Rockwell_77
Member
Posted 1 year ago #
Was using the latest version of WordPress.
My site has just been hacked - not too sure why, but I have my suspicions after reading the hackers title.
http://notallthosewhowanderarelost.ca
The main page has been hacked, along with my WordPress login. Links to pages other than the main page to my site seem to stil be in tact:
http://notallthosewhowanderarelost.ca/the-route
http://notallthosewhowanderarelost.ca/about-us
http://notallthosewhowanderarelost.ca/the-bike
etc...
most of the database, other than the WordPress login and password seem to be in tact.

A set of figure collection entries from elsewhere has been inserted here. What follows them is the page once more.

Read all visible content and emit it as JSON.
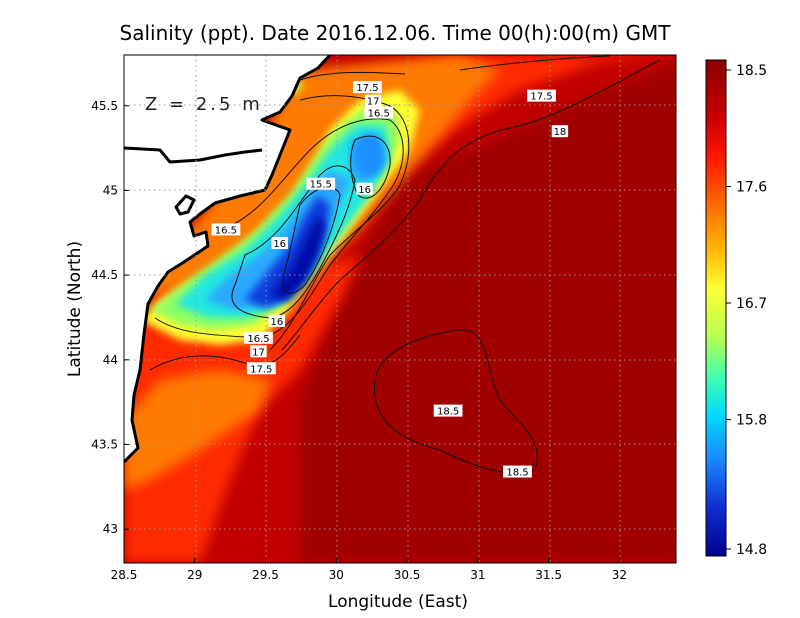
{
  "chart_data": {
    "type": "heatmap",
    "title": "Salinity (ppt). Date 2016.12.06. Time 00(h):00(m) GMT",
    "xlabel": "Longitude (East)",
    "ylabel": "Latitude (North)",
    "xlim": [
      28.5,
      32.4
    ],
    "ylim": [
      42.8,
      45.8
    ],
    "x_ticks": [
      "28.5",
      "29",
      "29.5",
      "30",
      "30.5",
      "31",
      "31.5",
      "32"
    ],
    "y_ticks": [
      "43",
      "43.5",
      "44",
      "44.5",
      "45",
      "45.5"
    ],
    "grid": true,
    "annotation": "Z = 2.5 m",
    "colorbar": {
      "min": 14.8,
      "max": 18.5,
      "tick_labels": [
        "18.5",
        "17.6",
        "16.7",
        "15.8",
        "14.8"
      ],
      "colors": [
        "#8b0000",
        "#cc0000",
        "#ff2000",
        "#ff6a00",
        "#ffb000",
        "#ffff33",
        "#b5ff50",
        "#40ffb0",
        "#00d8ff",
        "#1a8cff",
        "#1030d0",
        "#000090"
      ]
    },
    "contour_labels": [
      {
        "value": 17.5,
        "lon": 30.22,
        "lat": 45.61
      },
      {
        "value": 17.5,
        "lon": 31.45,
        "lat": 45.56
      },
      {
        "value": 17,
        "lon": 30.26,
        "lat": 45.53
      },
      {
        "value": 16.5,
        "lon": 30.3,
        "lat": 45.46
      },
      {
        "value": 18,
        "lon": 31.58,
        "lat": 45.35
      },
      {
        "value": 15.5,
        "lon": 29.89,
        "lat": 45.04
      },
      {
        "value": 16,
        "lon": 30.2,
        "lat": 45.01
      },
      {
        "value": 16.5,
        "lon": 29.22,
        "lat": 44.77
      },
      {
        "value": 16,
        "lon": 29.6,
        "lat": 44.69
      },
      {
        "value": 16,
        "lon": 29.58,
        "lat": 44.23
      },
      {
        "value": 16.5,
        "lon": 29.45,
        "lat": 44.13
      },
      {
        "value": 17,
        "lon": 29.45,
        "lat": 44.05
      },
      {
        "value": 17.5,
        "lon": 29.47,
        "lat": 43.95
      },
      {
        "value": 18.5,
        "lon": 30.79,
        "lat": 43.7
      },
      {
        "value": 18.5,
        "lon": 31.28,
        "lat": 43.34
      }
    ],
    "features": {
      "low_salinity_core": {
        "lon": 29.7,
        "lat": 44.5,
        "min_value": 14.8
      },
      "secondary_low": {
        "lon": 30.22,
        "lat": 45.22,
        "value": 15.9
      },
      "high_salinity_pool": {
        "lon": 30.95,
        "lat": 43.6,
        "value": 18.5
      }
    }
  }
}
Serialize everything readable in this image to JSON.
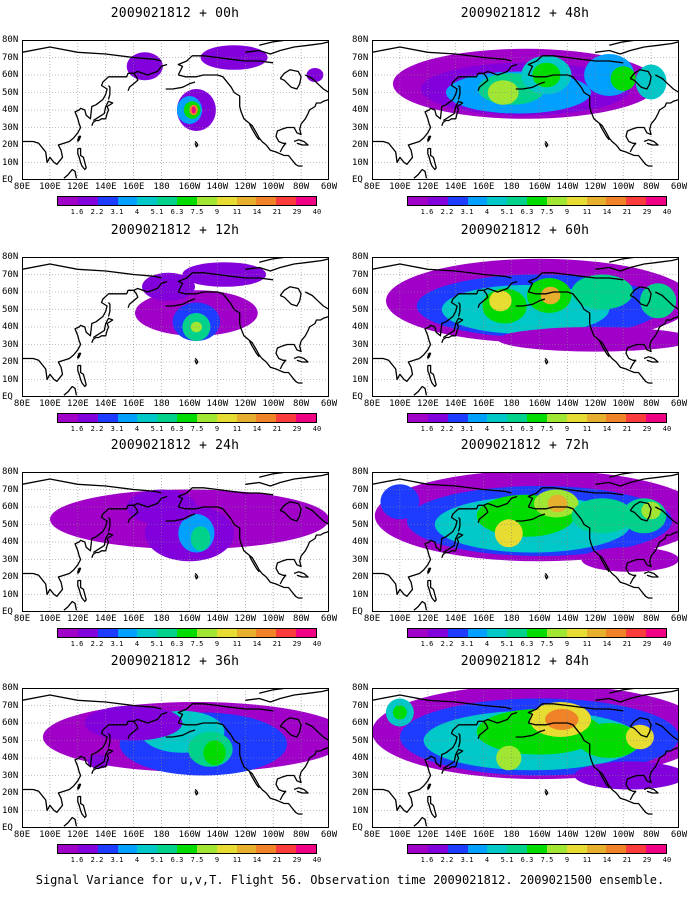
{
  "caption": "Signal Variance for u,v,T. Flight 56. Observation time 2009021812. 2009021500 ensemble.",
  "lat_labels": [
    "80N",
    "70N",
    "60N",
    "50N",
    "40N",
    "30N",
    "20N",
    "10N",
    "EQ"
  ],
  "lon_labels": [
    "80E",
    "100E",
    "120E",
    "140E",
    "160E",
    "180",
    "160W",
    "140W",
    "120W",
    "100W",
    "80W",
    "60W"
  ],
  "colorbar": {
    "levels": [
      "1.6",
      "2.2",
      "3.1",
      "4",
      "5.1",
      "6.3",
      "7.5",
      "9",
      "11",
      "14",
      "21",
      "29",
      "40"
    ],
    "colors": [
      "#a000c8",
      "#8200dc",
      "#1e3cff",
      "#00a0ff",
      "#00c8c8",
      "#00d28c",
      "#00dc00",
      "#a0e632",
      "#e6dc32",
      "#e6af2d",
      "#f08228",
      "#fa3c3c",
      "#f00082"
    ]
  },
  "map_colors": {
    "ocean": "#ffffff",
    "coast": "#000000",
    "grid": "#888888"
  },
  "panels": [
    {
      "title": "2009021812 + 00h"
    },
    {
      "title": "2009021812 + 48h"
    },
    {
      "title": "2009021812 + 12h"
    },
    {
      "title": "2009021812 + 60h"
    },
    {
      "title": "2009021812 + 24h"
    },
    {
      "title": "2009021812 + 72h"
    },
    {
      "title": "2009021812 + 36h"
    },
    {
      "title": "2009021812 + 84h"
    }
  ]
}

How can I regain access to my WordPress Admin?
Do you have a recent database backup?
Rockwell_77
Member
Posted 1 year ago #
I don't have a recent database backup.
It looks like things are going to be OK. I checked my access log and found an IP that traced to Afghanistan. I sent an email to the hotmail address on the hacked page, and, as it turns out, it sounds like a young kid who was the victim of western terrorism in Afghanistan. On my route page, I made reference to the "so-called war on terror". I explained the meaning of "so-called", and he gave me my login details back. I just need to figure out ho to remove the index page and replace it with mine. Uploading my index.php file for my current theme doesn't seem to work.
Good. Now that you can get back in...
1) Change your passowrds. NOW. All of 'em. From WordPress login to your server password and database password. The kid got in, anyone could. Be SMART and CYA.
2) Read http://codex.wordpress.org/FAQ_My_site_was_hacked again. It has some advice to help you make sure this doesn't happen again.
3) Read http://codex.wordpress.org/Hardening_WordPress too
4) Tell your HOST now. They need to know in case there are backdoors on your system.
5) Install http://wordpress.org/extend/plugins/wp-security-scan/ and check.
6) Start making backups regularly. Lesson learned.